2026-03-15-Bulletin_Hinokage_EgliseChretienne
Exode 33 : « Que je trouve grâce à tes yeux »
Le peuple d’Israël se repent
Exode 33 : 1, 3
1. L'Éternel dit à Moïse : « Pars, monte d'ici, toi et le peuple que tu as fait monter du pays d'Égypte, vers le pays que j'ai juré à Abraham, à Isaac et à Jacob, en disant : Je le donnerai à ta postérité.
3. Va vers ce pays où coulent le lait et le miel. Mais je ne monterai pas au milieu de toi, parce que tu es un peuple à la nuque raide, et je pourrais te consumer en chemin. »
Dieu aimait profondément le peuple d’Israël. Mais ce peuple s’éloignait sans cesse de sa voie et commettait de graves péchés, si bien que Dieu craignait de les détruire dans sa colère.
Cette déclaration venait de son amour, mais elle fut un choc terrible pour le peuple d’Israël.

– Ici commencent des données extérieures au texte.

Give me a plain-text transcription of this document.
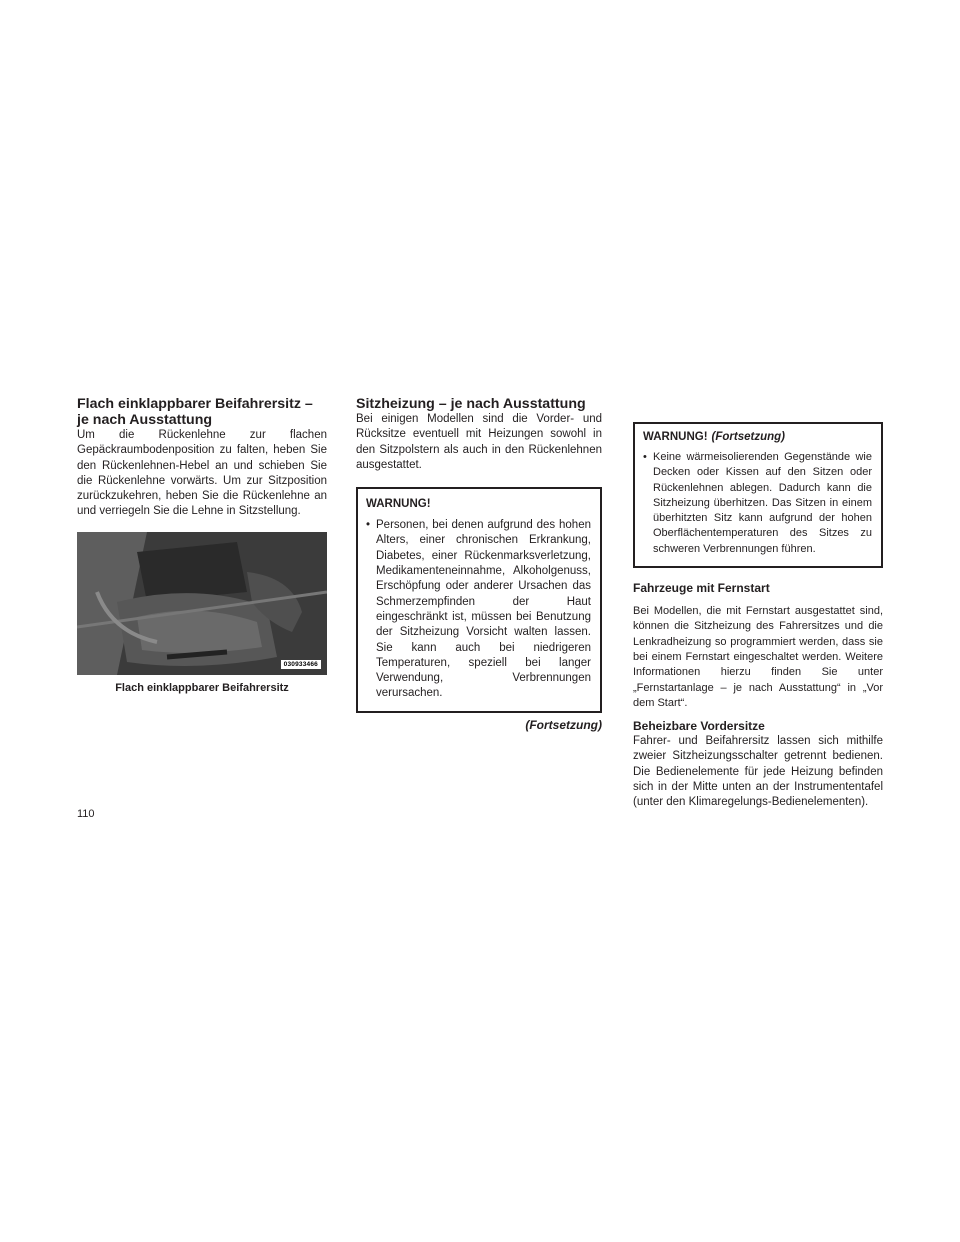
Flach einklappbarer Beifahrersitz – je nach Ausstattung

Um die Rückenlehne zur flachen Gepäckraumbodenposition zu falten, heben Sie den Rückenlehnen-Hebel an und schieben Sie die Rückenlehne vorwärts. Um zur Sitzposition zurückzukehren, heben Sie die Rückenlehne an und verriegeln Sie die Lehne in Sitzstellung.

030933466
Flach einklappbarer Beifahrersitz
Sitzheizung – je nach Ausstattung

Bei einigen Modellen sind die Vorder- und Rücksitze eventuell mit Heizungen sowohl in den Sitzpolstern als auch in den Rückenlehnen ausgestattet.

WARNUNG!
• Personen, bei denen aufgrund des hohen Alters, einer chronischen Erkrankung, Diabetes, einer Rückenmarksverletzung, Medikamenteneinnahme, Alkoholgenuss, Erschöpfung oder anderer Ursachen das Schmerzempfinden der Haut eingeschränkt ist, müssen bei Benutzung der Sitzheizung Vorsicht walten lassen. Sie kann auch bei niedrigeren Temperaturen, speziell bei langer Verwendung, Verbrennungen verursachen.
(Fortsetzung)
WARNUNG! (Fortsetzung)
• Keine wärmeisolierenden Gegenstände wie Decken oder Kissen auf den Sitzen oder Rückenlehnen ablegen. Dadurch kann die Sitzheizung überhitzen. Das Sitzen in einem überhitzten Sitz kann aufgrund der hohen Oberflächentemperaturen des Sitzes zu schweren Verbrennungen führen.
Fahrzeuge mit Fernstart

Bei Modellen, die mit Fernstart ausgestattet sind, können die Sitzheizung des Fahrersitzes und die Lenkradheizung so programmiert werden, dass sie bei einem Fernstart eingeschaltet werden. Weitere Informationen hierzu finden Sie unter „Fernstartanlage – je nach Ausstattung“ in „Vor dem Start“.

Beheizbare Vordersitze

Fahrer- und Beifahrersitz lassen sich mithilfe zweier Sitzheizungsschalter getrennt bedienen. Die Bedienelemente für jede Heizung befinden sich in der Mitte unten an der Instrumententafel (unter den Klimaregelungs-Bedienelementen).

110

Ils avaient quitté le chemin de Dieu, fabriqué une idole, l’avaient adorée et lui avaient offert des sacrifices en proclamant : « Voici le dieu qui nous a fait monter d’Égypte. » Pour ce triple péché, 3000 personnes furent mis à mort.
C’est fini. Dieu nous a abandonnés.
Dans le deuil et le repentir, ils ôtèrent leurs ornements.
Mais ce peuple allait ensuite errer quarante ans dans le désert, et cette génération mourrait sans entrer dans la Terre promise… Cependant, nous n’en sommes pas encore là.
« Je saurai ce que je dois faire »
Exode 33 : 5
5. L'Éternel dit à Moïse : « Dis aux enfants d'Israël : Vous êtes un peuple à la nuque raide. Si je montais un seul instant au milieu de toi, je te consumerais. Ôte donc tes ornements, et je saurai ce que je dois faire pour toi. »
Le terme hébreu original (אֵדַע / édâ) signifie « connaître, juger, décider ». Le sens est : « Je verrai quelle attitude vous adoptez, et je déciderai alors de la marche à suivre. »
Autrement dit : « Vous êtes têtus, si je reste avec vous je risque de vous détruire. Montrez donc votre repentir en ôtant vos ornements, et j’aviserai ensuite. »
Dieu ne rejette pas son peuple avec froideur. En disant à la fois « je te consumerais » et « ôte tes ornements », il laisse une porte ouverte : ce n’est pas encore la fin, le repentir ouvre encore un chemin. C’est là un message de grâce.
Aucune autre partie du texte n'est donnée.